Let $f(u)=(du/dx)^2$, where $u=u(x)$. Let's write f(u)=(u')^2 in the following.
Let's say we want to calculate $\partial/\partial\epsilon[f(u+\epsilon\delta u)]_{\epsilon=0},$ where $\delta u = \delta u(x)$. As I see it, two approaches are:
1) \frac{\partial}{\partial\epsilon}[f(u+\epsilon\delta u)]|_{\epsilon=0} = \frac{\partial}{\partial\epsilon}[((u+\epsilon\delta u)')^2]|_{\epsilon=0} = \frac{\partial}{\partial\epsilon}[(u'+\epsilon\delta u')^2]|_{\epsilon=0} = 2(u'+\epsilon\delta u')\frac{\partial}{\partial\epsilon}(u'+\epsilon\delta u')|_{\epsilon=0} = 2u'\delta u'
2)
$\frac{\partial}{\partial\epsilon}[f(u+\epsilon\delta u)]|_{\epsilon=0} = \frac{\partial f(u+\epsilon\delta u)}{\partial(u+\epsilon\delta u)}\frac{\partial(u+\epsilon\delta u)}{\partial\epsilon} = \frac{\partial f(u)}{\partial u}\delta u = 0*\delta u?$
I obviously end up wrong with 2), but where is the error? I suppose it has something to do with $f(u)$ being a functional, and with the use of the chain rule to change from a derivative wrt. a variable ($\epsilon$ in this case) to an expression also involving derivatives wrt. functions ($u$ in this case), but can someone please clarify?
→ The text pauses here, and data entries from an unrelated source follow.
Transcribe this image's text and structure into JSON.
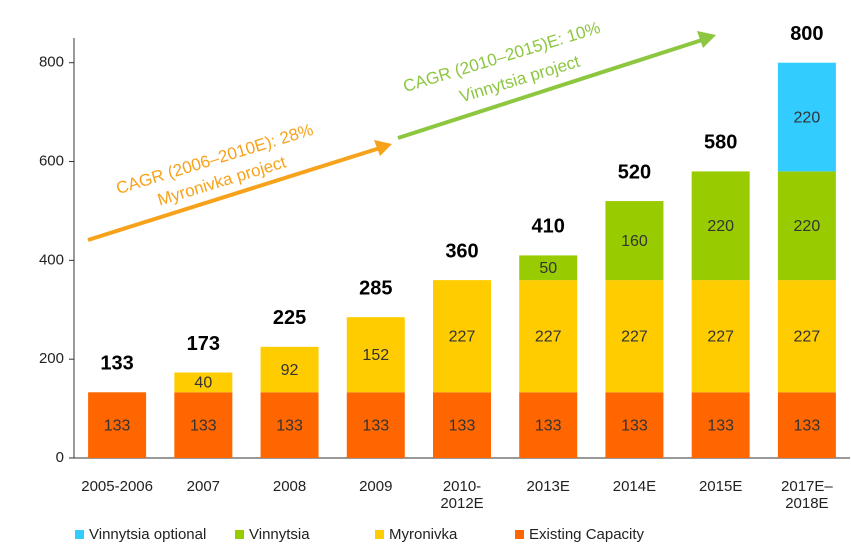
{
  "chart_data": {
    "type": "stacked_bar",
    "categories": [
      "2005-2006",
      "2007",
      "2008",
      "2009",
      "2010-\n2012E",
      "2013E",
      "2014E",
      "2015E",
      "2017E–\n2018E"
    ],
    "series": [
      {
        "name": "Vinnytsia optional",
        "color": "#33ccff",
        "values": [
          null,
          null,
          null,
          null,
          null,
          null,
          null,
          null,
          220
        ]
      },
      {
        "name": "Vinnytsia",
        "color": "#99cc00",
        "values": [
          null,
          null,
          null,
          null,
          null,
          50,
          160,
          220,
          220
        ]
      },
      {
        "name": "Myronivka",
        "color": "#ffcc00",
        "values": [
          null,
          40,
          92,
          152,
          227,
          227,
          227,
          227,
          227
        ]
      },
      {
        "name": "Existing Capacity",
        "color": "#ff6600",
        "values": [
          133,
          133,
          133,
          133,
          133,
          133,
          133,
          133,
          133
        ]
      }
    ],
    "totals": [
      133,
      173,
      225,
      285,
      360,
      410,
      520,
      580,
      800
    ],
    "ylim": [
      0,
      850
    ],
    "yticks": [
      0,
      200,
      400,
      600,
      800
    ],
    "annotations": [
      "CAGR (2006–2010E): 28%",
      "Myronivka project",
      "CAGR (2010–2015)E: 10%",
      "Vinnytsia project"
    ]
  }
}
Also, if the problem lies in is applying the chain rule in this way, why does the following (found in 1) ), where I'm essentially doing the same thing, work? \frac{\partial}{\partial\epsilon}[(u'+\epsilon\delta u')^2] = 2(u'+\epsilon\delta u')\frac{\partial}{\partial\epsilon}(u'+\epsilon\delta u') = 2u'\delta u'. Why don't I have to write \frac{\partial}{\partial\epsilon}[(u'+\epsilon\delta u')^2] = \frac{\partial}{\partial\epsilon}[(u')^2+2u'\epsilon\delta u'+\epsilon^2(\delta u')^2] = 2u'\delta u'? Does it work just by accident?